Why we should take care of trees

I’ll get straight to the point: as a city dweller, I don’t have much of a connection with trees. And especially not when there are a lot of them together, which is also called a ‘forest’. Of course, I find stately plane trees on either side of a boulevard in – let’s say – Budapest beautiful. But in a forest, I quickly feel cut off from civilization – too far away from the theater, cinema, or pub. My motto is that city air makes you free.

Nevertheless, Studium Generale recently planted a small tree; we can see it from our workplace in The Library. I think it’s important to reflect on our relationship with trees – a relationship that is, after all, thousands of years old. Without trees, there would be no human civilization; we use wood to build, to burn and so much more. Trees have traditionally been used for medicine, food, paper, and much more.

In addition, trees play an important religious role in countless cultures – as a patron saint or mediator between the physical and spiritual world. Trees form the so-called axis mundi – the trunk that connects worlds. We also see this connecting role in science; think of the concept of the ‘tree of life’, which captures the evolutionary descent of all life on Earth. Of course, it’s a way to categorize the development of life, but it’s also a way to depict the mystery of life itself.

Furthermore, trees are more intelligent than we think, as we’ve learned from books and documentaries such as The hidden life of trees. They communicate with each other, work together with numerous organisms through the root network, and even seem to have a personality (I’m curious about the personality of our little tree – it’s probably not the easiest). Trees thus offer food for thought on different forms of intelligence, especially in the network society we live in.

And yet, that’s not the main reason why I think we should reflect on trees. On the other hand, my slight fear of trees does play a role in why I find trees so valuable. I’m not alone in that fear; despite all the noble stories about trees, trees – and especially forests – are also scary in many stories. Unpredictable, dark, sometimes downright hostile. I think that’s important; trees are not just cute cuddly creatures or useful objects. There’s something about them that escapes our need to make everything around us meaningful or valuable.

In the nineteenth century, philosophers such as Immanuel Kant and Edmund Burke wrote about the sublime – a mixture of pleasure and fear that we experience when confronted with our own insignificance – for example, in nature. Someone who sees a storm raging in the distance can be overwhelmed by such a sublime experience. By the way, the storm shouldn’t come too close, because then we’re more concerned with survival than with deeper experiences. But at a safe distance, we experience how little we matter, compared to nature. Scary, especially for the big egos we are, used to everything being under control. But also liberating, precisely because we realize that not everything is under control.

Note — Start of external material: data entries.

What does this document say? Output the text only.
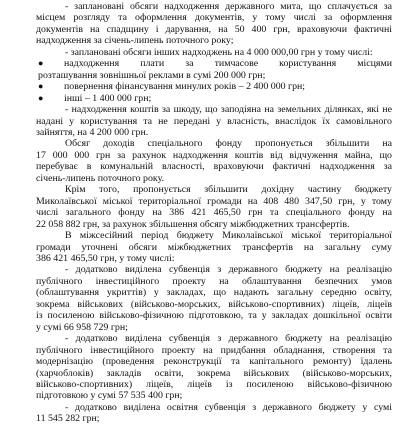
- заплановані обсяги надходження державного мита, що сплачується за
місцем розгляду та оформлення документів, у тому числі за оформлення
документів на спадщину і дарування, на 50 400 грн, враховуючи фактичні
надходження за січень-липень поточного року;
- заплановані обсяги інших надходжень на 4 000 000,00 грн у тому числі:
●	надходження плати за тимчасове користування місцями
розташування зовнішньої реклами в сумі 200 000 грн;
●	повернення фінансування минулих років – 2 400 000 грн;
●	інші – 1 400 000 грн;
- надходження коштів за шкоду, що заподіяна на земельних ділянках, які не
надані у користування та не передані у власність, внаслідок їх самовільного
зайняття, на 4 200 000 грн.
Обсяг доходів спеціального фонду пропонується збільшити на
17 000 000 грн за рахунок надходження коштів від відчуження майна, що
перебуває в комунальній власності, враховуючи фактичні надходження за
січень-липень поточного року.
Крім того, пропонується збільшити дохідну частину бюджету
Миколаївської міської територіальної громади на 408 480 347,50 грн, у тому
числі загального фонду на 386 421 465,50 грн та спеціального фонду на
22 058 882 грн, за рахунок збільшення обсягу міжбюджетних трансфертів.
В міжсесійний період бюджету Миколаївської міської територіальної
громади уточнені обсяги міжбюджетних трансфертів на загальну суму
386 421 465,50 грн, у тому числі:
- додатково виділена субвенція з державного бюджету на реалізацію
публічного інвестиційного проекту на облаштування безпечних умов
(облаштування укриттів) у закладах, що надають загальну середню освіту,
зокрема військових (військово-морських, військово-спортивних) ліцеїв, ліцеїв
із посиленою військово-фізичною підготовкою, та у закладах дошкільної освіти
у сумі 66 958 729 грн;
- додатково виділена субвенція з державного бюджету на реалізацію
публічного інвестиційного проекту на придбання обладнання, створення та
модернізацію (проведення реконструкції та капітального ремонту) їдалень
(харчоблоків) закладів освіти, зокрема військових (військово-морських,
військово-спортивних) ліцеїв, ліцеїв із посиленою військово-фізичною
підготовкою у сумі 57 535 400 грн;
- додатково виділена освітня субвенція з державного бюджету у сумі
11 545 282 грн;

Perhaps, as a city dweller, I can’t look at a forest or trees in any other way than with romantic thoughts about sublime experiences. And I won’t say that I always have such a sublime experience when I look at trees – especially not with the small sapling we’ve planted. Although… there’s a real chance that that sapling will be a big tree long after I’ve left this life. And that’s a little sublime moment in itself – a small reflection on my insignificance and transience. It gives food for thought, about the care and responsibility I have for this world, which will still be here when I am long gone.